Premature Termination

The deeper I go into any BPMS the more I get the feeling that it really is a specialized IDE (integrated development environment) for creating applications for structured business processes.  I think that more customers are coming to the same conclusion and the understanding that a BPMS is a tool for the IT department, not the business. I’ll make a bold claim here – there are no business users of a BPMS, a BPMS is used to create applications for business users, but the BPMS is used by IT. There I said it. It not that being a tool for IT is a bad thing – it is just that most vendors like to make the claim that their BPMS is really for business users.

Given that, I think that a lot can be learned from other model driven development theory and tools. Since I have been around long enough – I have seen a lot of attempts at creating a generic model driven development environment – none got very far and BPMS is one of the only successes.

In that vein, I just read an article in the latest (June 2011) edition of “Comunications of the ACM” (no not the ACM I usually talk about, but rather the Association for Computing Machinery“. The article is by David Parnas and is titled “The Risks of Stopping Too Soon”. It has a lot of good points – and many of them are relevant for BPMS users (I’ll paraphrase some of the key points) but first I’ll start with a quote he gives from Dijkstra: “everytime someone draws a picture to explain a program, it is a sign that something is not understood” –  I would say them same about BPMN, but that is another post.

1. A diagram (Jacob’s comment – BPMN is no different) is a good way to begin understanding something, but usually stops too soon. The developer (or business analyst) works on the diagram until it means something to them and the group they work with, and then they stop. They stop even if the diagram does not contain all the needed information or does communicate clearly to others. A diagram is always an incomplete model.

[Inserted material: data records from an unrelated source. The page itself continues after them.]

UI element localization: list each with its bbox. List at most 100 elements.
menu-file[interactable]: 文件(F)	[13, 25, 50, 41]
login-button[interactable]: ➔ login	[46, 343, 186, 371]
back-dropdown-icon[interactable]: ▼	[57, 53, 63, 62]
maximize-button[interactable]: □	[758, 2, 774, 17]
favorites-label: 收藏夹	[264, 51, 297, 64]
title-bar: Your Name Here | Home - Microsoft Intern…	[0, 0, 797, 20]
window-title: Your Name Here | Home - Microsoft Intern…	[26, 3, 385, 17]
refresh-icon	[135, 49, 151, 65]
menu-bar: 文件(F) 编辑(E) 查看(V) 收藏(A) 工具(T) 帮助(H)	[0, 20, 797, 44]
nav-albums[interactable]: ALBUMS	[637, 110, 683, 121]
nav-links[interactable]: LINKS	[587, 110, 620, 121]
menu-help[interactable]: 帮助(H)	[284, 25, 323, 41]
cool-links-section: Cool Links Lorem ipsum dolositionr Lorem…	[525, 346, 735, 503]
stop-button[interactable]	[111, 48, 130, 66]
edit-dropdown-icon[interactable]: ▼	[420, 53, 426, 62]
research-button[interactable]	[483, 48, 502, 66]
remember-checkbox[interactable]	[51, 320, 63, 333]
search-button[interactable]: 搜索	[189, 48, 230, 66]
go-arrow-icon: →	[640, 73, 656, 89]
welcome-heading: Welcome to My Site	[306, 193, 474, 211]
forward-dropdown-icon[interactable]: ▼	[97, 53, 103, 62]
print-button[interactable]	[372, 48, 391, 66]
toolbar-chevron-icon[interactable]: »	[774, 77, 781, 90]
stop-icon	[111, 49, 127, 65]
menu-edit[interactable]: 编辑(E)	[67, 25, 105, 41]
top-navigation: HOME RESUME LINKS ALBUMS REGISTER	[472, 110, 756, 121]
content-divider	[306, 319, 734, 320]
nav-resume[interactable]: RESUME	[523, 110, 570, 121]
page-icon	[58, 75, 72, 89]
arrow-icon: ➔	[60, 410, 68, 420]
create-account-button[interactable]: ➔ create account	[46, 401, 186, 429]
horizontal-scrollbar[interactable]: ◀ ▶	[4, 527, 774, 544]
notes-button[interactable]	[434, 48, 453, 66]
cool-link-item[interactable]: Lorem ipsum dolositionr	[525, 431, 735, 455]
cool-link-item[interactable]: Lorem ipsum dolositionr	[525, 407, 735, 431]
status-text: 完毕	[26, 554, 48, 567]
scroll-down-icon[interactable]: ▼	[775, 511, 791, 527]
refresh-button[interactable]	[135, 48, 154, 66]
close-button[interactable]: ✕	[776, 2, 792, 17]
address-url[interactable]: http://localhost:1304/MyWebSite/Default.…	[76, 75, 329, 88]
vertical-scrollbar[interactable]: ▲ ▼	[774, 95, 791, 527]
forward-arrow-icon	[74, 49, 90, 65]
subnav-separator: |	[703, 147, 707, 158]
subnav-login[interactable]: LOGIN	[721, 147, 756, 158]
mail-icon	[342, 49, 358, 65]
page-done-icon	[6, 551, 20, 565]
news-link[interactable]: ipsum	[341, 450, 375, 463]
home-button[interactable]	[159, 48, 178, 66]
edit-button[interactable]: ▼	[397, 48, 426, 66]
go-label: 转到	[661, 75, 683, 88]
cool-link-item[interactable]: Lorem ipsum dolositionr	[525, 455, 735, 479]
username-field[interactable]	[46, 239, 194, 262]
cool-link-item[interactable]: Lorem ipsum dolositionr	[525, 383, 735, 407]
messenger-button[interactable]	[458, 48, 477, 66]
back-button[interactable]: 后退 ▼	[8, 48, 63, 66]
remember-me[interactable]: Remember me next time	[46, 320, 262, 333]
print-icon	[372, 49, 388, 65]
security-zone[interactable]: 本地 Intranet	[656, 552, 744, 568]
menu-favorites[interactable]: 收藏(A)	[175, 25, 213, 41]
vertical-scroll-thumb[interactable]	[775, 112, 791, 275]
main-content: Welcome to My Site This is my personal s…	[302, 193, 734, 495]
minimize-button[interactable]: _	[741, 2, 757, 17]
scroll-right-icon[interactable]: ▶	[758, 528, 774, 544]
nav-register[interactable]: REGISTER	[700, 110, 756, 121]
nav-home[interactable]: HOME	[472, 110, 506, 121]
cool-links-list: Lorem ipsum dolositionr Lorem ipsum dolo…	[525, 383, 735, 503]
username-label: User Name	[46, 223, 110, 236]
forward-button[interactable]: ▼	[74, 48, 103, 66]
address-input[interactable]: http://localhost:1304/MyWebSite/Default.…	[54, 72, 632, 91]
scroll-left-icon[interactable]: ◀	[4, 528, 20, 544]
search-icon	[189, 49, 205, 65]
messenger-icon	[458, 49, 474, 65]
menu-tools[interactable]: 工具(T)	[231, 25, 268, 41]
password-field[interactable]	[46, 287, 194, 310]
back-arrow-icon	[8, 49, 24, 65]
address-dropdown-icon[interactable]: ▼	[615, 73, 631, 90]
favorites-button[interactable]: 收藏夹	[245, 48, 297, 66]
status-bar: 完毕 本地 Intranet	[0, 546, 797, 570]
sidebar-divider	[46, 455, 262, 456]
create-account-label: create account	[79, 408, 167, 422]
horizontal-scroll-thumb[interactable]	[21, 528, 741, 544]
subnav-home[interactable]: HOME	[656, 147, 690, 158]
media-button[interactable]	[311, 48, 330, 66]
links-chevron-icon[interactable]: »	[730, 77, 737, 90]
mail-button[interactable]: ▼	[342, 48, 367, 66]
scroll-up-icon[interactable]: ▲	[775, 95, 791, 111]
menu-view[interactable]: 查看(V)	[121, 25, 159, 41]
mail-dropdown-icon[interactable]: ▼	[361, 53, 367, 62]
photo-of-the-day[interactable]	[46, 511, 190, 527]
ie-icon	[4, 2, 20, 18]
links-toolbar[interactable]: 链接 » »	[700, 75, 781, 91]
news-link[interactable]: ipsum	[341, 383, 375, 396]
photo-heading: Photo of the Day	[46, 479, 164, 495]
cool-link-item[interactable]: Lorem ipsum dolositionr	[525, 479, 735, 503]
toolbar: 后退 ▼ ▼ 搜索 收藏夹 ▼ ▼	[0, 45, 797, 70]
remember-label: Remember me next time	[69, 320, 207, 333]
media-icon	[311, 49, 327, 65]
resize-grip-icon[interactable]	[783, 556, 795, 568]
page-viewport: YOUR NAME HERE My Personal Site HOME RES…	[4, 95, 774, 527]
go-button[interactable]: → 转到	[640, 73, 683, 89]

2. Premature termination also cause problems in documentation. To be honest I haven’t found to many people discussing the issues of documentation that must be provided with any application created by a BPMS. I guess there is an underlying hope that the resulting application will be so intuitive that it won’t need documentation or that the model is also the documentation (maybe that is why I am seeing more focus on user experience in applications created using a BPMS). One of the most important things documentation can do is explain how the “odd-cases” and exceptions are handled – in my experience BPMS driven applications are especially bad at that.

3.  Testing and inspection. No news here – any computer program has these problems and using a BPMS doesn’t make you immune. It is not that developers don’t do testing – it is that it isn’t clear when to stop. I remember a comment someone made to me when I was a junior programmer “bugs always come in pairs”. Jacob’s comment – It is  not clear whether model driven development (ala a BPMS) makes testing easier or harder – but it certainly doesn’t lower the need for testing.

So there you have it – 3 insights from software design that I think can be applied to any BPMS project.